The third image is not really an ad at all, just a promotial picture for The Sarah Connor Chronicles TV series from some newssite.

Those who know their semiotics, or the basics of visual communication, the most basic composition of a picture is triangular. This makes the image more dynamic, moving, interesting. There are leading lines or elements which are subtly formed triangularily, old paintings help with this with extended arms, gazes at specific characters etc.

The picture in question is rather genially composed:

I don’t know about you, but I’m a generic man, and the things that interest me in the context of pretty women are not so hard to guess, so my trail of sight went a bit like this:

First a cute girl, gun, tits, ass, nice older girl, tits, and oh, someone John Connor, who is stading behind the other important elements involved with in the series.
The main character wasn’t John Connor, they were Summer Glau’s tits and ass.

[EDIT] Okay, I could do some use and actually analyze the denotative side for those who are interested.
Glau is holding a very big and a smaller firearm, so she obviously is shooting often. Heady has only one small firearm, so she shoots, but not much. Just to make a point. Dekker obviously doesn’t have to shoot, so he doesn’t hold on to anything.
Glau is facing right to “open” the picture onto the right and also facing Dekker, who she is guarding. Also her ass is in clear view. Heady is standing in front and with her back against Dekker to protect him. She leans to the center of the picture to “close” the composition.
Glau is in a stance to give her movement, also is Dekker, and he’s walking towards the viewer from the back, to “face his future” or something.
Glau looks straight into the viewer, maybe to challenge them. Her eyes have strong make-up to catch the first glance of the viewer (contrast). Dekker is also watching the viewer a bit challegingly, but also mischievously, or rebelliously. Heady looks a bit askance, can’t figure out why.
The lights are highlighting Glau’s breasts and ass, also Heady’s breasts. Dekker is highlighted from the both sides symmetrically to emphase the center position.
Their clothes have the same color for aesthethic purposes, the light at the back could maybe signify a bomb, a sunrise (hope) or the future (sci-fi always has flashing lights).
And a lense flare. For the coolness.[/EDIT]

 

Epilogue

But surprisingly, yesterday I noticed an ad I actually like.
It was Valio’s ad about their main product line; milk.
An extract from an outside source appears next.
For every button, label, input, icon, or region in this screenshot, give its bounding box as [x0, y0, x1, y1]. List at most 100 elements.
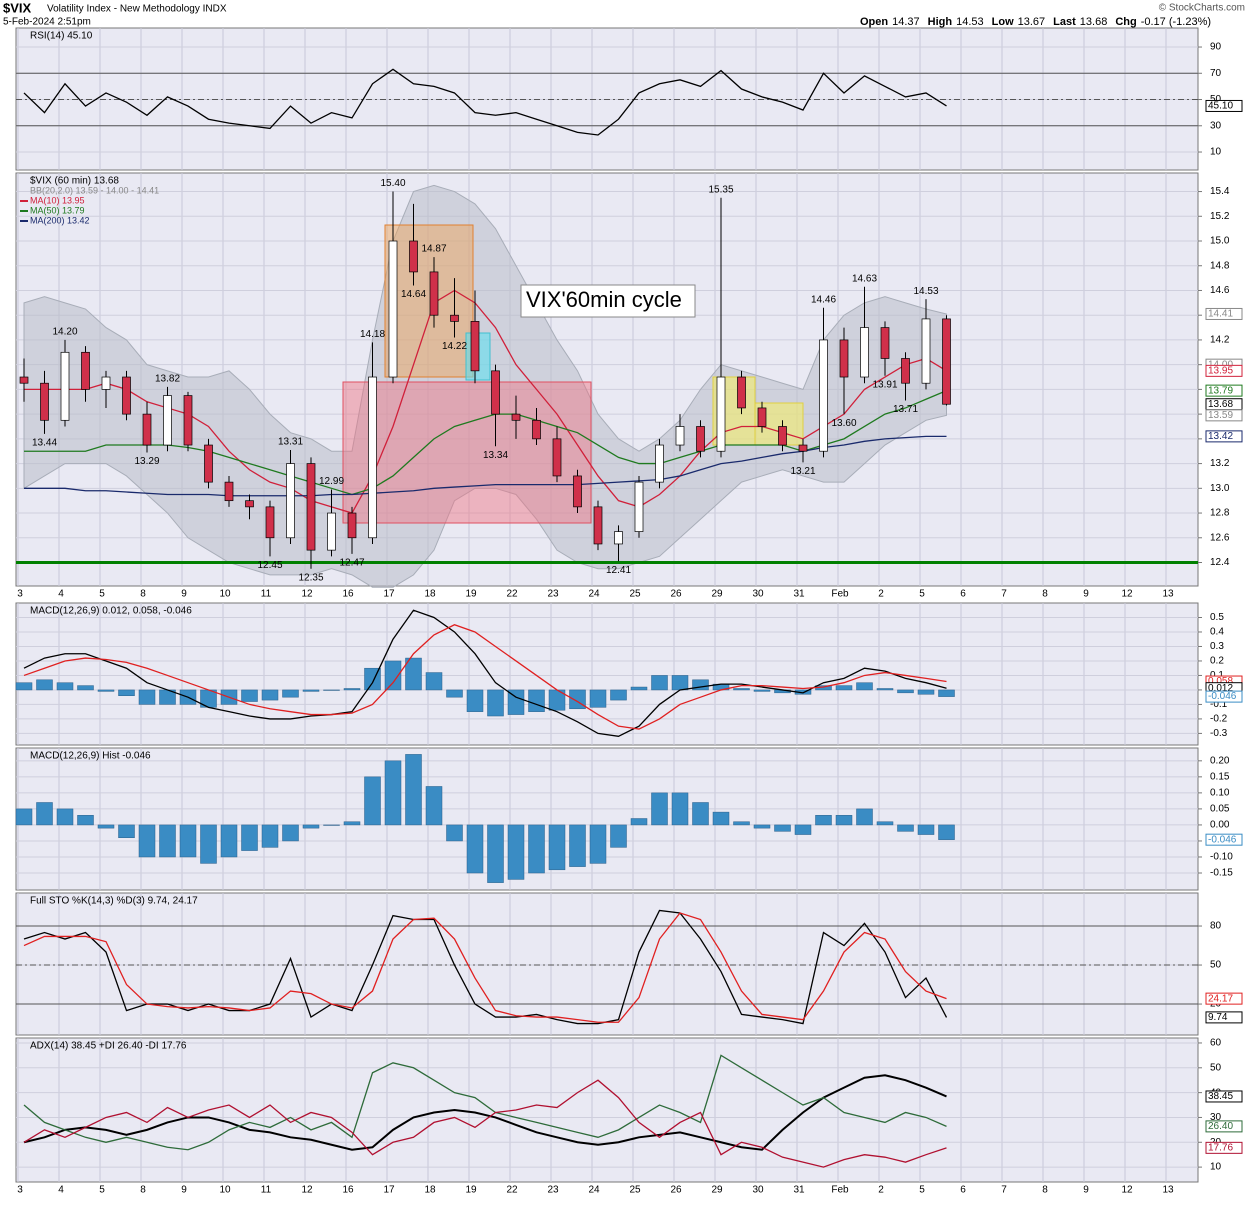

The denotative side (what you see) shows a high-key closeup photo of milk with different things one ususally sweetens it up with, here strawberries.
The connotative side (what it says) is actually very subtle and honest, almost innocent.

It doesn’t tell you “buying this will make you happy/beautiful/popular“, it just wakes a craving for a very traditional form of sweetness, which has always existed in you.
And the minimalist layout is very aesthetic.